My aim is to leave you feeling hopeful and empowered rather than disheartened.
Living this way has shown me that we can make do with less. More importantly it’s given me a deep appreciation and humility towards a resource that cannot sustain us if we don’t sustain ourselves.
Of course we all wish that our dams were overflowing with abundant, healthy water. But in the face of imminent shortages, anger will not serves us.

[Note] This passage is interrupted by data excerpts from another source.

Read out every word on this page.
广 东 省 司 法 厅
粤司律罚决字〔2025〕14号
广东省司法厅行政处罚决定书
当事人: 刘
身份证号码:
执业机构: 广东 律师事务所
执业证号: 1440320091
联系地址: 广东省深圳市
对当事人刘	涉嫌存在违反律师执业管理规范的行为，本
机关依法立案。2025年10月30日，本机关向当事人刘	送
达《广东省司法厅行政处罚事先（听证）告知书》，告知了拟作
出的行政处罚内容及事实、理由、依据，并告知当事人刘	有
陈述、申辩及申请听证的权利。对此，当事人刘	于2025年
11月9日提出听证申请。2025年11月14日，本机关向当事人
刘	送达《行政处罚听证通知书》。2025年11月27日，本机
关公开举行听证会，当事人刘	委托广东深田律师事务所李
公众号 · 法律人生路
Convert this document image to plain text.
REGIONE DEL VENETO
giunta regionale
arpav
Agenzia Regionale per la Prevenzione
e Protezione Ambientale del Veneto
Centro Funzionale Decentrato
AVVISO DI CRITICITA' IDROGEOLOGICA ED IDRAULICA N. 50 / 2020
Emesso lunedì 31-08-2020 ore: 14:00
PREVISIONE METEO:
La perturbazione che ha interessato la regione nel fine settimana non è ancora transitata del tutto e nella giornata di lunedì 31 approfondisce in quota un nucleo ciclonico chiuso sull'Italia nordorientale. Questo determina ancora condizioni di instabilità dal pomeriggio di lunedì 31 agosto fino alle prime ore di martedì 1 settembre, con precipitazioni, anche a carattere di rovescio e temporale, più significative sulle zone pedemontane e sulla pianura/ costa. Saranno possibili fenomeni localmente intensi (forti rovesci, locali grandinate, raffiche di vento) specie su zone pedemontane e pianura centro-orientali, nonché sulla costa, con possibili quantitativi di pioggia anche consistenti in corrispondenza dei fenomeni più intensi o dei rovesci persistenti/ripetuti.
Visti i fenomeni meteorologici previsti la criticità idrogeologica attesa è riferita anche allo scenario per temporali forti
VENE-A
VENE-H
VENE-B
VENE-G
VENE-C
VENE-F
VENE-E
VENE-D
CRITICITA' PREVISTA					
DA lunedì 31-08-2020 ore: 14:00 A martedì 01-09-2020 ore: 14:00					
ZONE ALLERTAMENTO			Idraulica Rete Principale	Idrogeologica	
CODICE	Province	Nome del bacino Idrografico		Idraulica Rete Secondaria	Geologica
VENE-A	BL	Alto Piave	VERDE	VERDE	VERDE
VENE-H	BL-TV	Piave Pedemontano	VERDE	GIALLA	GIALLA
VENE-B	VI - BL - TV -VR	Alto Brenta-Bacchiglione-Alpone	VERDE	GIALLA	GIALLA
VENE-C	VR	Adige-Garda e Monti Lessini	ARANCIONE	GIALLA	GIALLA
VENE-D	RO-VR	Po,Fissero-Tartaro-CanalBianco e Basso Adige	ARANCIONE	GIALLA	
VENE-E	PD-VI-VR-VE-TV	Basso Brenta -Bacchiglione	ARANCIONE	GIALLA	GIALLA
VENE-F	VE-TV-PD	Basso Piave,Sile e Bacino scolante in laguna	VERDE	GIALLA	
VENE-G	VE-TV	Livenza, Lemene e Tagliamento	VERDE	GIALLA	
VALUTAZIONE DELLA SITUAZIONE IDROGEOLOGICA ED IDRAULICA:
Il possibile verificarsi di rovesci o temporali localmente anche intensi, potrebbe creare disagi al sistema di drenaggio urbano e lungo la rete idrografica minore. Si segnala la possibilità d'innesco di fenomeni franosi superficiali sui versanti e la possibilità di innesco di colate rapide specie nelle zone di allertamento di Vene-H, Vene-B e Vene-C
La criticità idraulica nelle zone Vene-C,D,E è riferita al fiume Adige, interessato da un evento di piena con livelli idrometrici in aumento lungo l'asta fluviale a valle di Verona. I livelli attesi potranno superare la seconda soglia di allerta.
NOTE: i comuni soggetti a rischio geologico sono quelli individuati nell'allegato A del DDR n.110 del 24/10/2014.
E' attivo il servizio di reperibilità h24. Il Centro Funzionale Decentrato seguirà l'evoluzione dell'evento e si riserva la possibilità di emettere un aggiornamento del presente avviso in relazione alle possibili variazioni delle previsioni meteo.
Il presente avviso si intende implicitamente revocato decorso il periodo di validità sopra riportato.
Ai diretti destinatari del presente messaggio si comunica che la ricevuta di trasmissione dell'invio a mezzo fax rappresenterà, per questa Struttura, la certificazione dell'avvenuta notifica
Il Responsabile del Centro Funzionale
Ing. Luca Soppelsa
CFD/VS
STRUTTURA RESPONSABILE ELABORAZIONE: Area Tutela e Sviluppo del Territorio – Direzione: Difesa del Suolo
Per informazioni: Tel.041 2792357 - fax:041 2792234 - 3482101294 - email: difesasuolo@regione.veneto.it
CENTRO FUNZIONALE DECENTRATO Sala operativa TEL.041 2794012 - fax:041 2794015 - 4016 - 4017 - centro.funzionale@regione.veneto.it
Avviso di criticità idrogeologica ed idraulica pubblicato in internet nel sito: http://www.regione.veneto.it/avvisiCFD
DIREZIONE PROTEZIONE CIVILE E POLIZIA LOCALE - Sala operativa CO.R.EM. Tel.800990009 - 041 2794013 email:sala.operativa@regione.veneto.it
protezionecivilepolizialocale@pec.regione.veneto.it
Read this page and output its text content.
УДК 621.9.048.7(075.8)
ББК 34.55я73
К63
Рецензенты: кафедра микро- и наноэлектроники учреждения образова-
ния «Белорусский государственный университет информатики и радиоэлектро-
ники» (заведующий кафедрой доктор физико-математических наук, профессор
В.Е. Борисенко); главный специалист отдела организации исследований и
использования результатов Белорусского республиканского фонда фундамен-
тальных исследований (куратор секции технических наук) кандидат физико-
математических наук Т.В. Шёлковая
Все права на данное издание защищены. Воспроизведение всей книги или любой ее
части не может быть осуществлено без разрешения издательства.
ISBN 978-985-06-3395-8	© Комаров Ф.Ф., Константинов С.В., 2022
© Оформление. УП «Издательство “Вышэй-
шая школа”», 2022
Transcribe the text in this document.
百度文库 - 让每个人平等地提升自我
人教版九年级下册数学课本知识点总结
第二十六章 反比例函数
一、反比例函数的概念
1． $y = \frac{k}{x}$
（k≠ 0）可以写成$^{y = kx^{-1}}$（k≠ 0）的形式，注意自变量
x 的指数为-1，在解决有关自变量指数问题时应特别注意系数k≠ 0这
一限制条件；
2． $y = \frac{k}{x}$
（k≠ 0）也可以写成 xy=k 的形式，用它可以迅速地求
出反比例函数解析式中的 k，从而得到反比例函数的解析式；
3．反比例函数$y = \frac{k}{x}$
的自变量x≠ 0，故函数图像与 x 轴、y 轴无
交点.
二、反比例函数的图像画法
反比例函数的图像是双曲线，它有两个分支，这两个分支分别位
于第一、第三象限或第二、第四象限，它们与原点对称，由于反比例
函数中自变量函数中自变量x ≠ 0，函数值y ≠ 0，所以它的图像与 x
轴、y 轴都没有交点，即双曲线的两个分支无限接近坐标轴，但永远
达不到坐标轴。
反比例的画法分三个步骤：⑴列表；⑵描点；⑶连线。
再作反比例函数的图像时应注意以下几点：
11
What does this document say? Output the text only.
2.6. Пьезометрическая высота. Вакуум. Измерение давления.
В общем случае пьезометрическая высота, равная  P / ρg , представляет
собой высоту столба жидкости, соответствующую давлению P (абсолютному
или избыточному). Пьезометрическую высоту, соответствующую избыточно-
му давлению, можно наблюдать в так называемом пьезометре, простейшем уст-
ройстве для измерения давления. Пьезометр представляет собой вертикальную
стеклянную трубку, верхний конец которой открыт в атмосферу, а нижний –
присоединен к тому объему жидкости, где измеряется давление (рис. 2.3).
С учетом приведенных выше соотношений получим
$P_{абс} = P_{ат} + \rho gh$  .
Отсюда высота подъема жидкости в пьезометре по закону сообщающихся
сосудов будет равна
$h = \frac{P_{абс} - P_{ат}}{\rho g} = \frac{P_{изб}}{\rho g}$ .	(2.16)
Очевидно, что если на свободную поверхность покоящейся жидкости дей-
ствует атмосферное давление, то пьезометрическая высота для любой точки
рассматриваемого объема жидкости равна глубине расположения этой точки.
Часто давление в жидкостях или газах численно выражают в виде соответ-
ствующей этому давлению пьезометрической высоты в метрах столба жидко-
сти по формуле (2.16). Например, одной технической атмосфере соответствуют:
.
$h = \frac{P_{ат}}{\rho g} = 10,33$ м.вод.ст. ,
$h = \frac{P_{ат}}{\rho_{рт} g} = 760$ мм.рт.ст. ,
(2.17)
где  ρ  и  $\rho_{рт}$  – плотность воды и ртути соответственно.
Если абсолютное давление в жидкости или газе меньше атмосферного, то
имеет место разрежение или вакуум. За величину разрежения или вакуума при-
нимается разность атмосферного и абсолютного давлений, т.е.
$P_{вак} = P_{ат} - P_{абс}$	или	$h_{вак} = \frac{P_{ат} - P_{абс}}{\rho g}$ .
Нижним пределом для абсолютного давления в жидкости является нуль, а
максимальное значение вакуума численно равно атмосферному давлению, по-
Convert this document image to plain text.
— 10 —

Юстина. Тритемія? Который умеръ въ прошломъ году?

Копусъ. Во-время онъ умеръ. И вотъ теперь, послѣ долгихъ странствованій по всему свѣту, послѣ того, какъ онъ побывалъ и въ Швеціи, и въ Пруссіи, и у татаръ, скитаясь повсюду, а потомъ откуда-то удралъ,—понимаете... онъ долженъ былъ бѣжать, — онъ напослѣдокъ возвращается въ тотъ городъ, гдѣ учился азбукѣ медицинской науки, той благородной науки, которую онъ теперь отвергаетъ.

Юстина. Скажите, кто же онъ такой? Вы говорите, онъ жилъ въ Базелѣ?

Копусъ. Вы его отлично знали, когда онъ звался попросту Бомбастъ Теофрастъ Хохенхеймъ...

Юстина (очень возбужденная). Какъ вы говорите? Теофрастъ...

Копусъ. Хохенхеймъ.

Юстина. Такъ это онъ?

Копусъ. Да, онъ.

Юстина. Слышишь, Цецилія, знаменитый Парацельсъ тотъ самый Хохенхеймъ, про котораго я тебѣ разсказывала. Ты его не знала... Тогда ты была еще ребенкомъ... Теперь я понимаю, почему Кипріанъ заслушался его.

All we can do is apply ourselves to be practical and purposeful with our water consumption, appreciating every drop along the way. And maybe do the odd rain dance jigg when no one’s watching. Heck do it while they’re watching. They’ll probably join you.
Written by Andrea Fedder (also published on medium.com)
Instagram (@andreafedder)
KB
Posted at 04:24h, 02 JuneMost washing machines take about 40l-90l a load, you can google your make online to find out.
Andrea Fedder
Posted at 08:33h, 05 JuneYes, it is best to know your exact make before pursuing with the general guidelines. Good tip KB!
Peta Steyn
Posted at 19:02h, 03 JuneBuy an egg boiler. You can cook 7 eggs perfectly with about 25ml of water. Use stackable steaming pots and make lots of stews with a pressure cooker. Wear trousers 2 or 3 times if they didn’t get dirty and tumble towels so they dry better in the cool weather and don’t need frequent washing. Stretch washes on bedding by even one extra week longer than you normally do. Load your machine a bit heavier than normal with washing and always avoid half loads of washing.
Andrea Fedder
Posted at 08:32h, 05 JuneAn egg boiler is a great tip too – thanks Peta!
Diana Studer
Posted at 20:48h, 04 JuneMy front loader uses 66 litres and a top loader uses MUCH more.
Our tap water is still safe to drink without boiling. Sad to encourage people to boil water (and push us towards power loadshedding this winter) if it isn’t necessary.
Andrea Fedder
Posted at 08:30h, 05 JuneIt is sad indeed to require boiling water – but I think it becomes a personal judgement call on whether you feel it is necessary in your area depending on how your tap water tastes. For those cooking on gas it doesn’t place any strain on the grid.
Wendy
Posted at 12:52h, 21 JuneVery thoughtful article – only thing is my washing machine is a 13kg top loader and it uses 80L of water for a medium quick (eco) wash…. That’s a LOT of water! I do recycle the water for 3 loads of washing and it’s a back breaking job but I do it because we have to save water!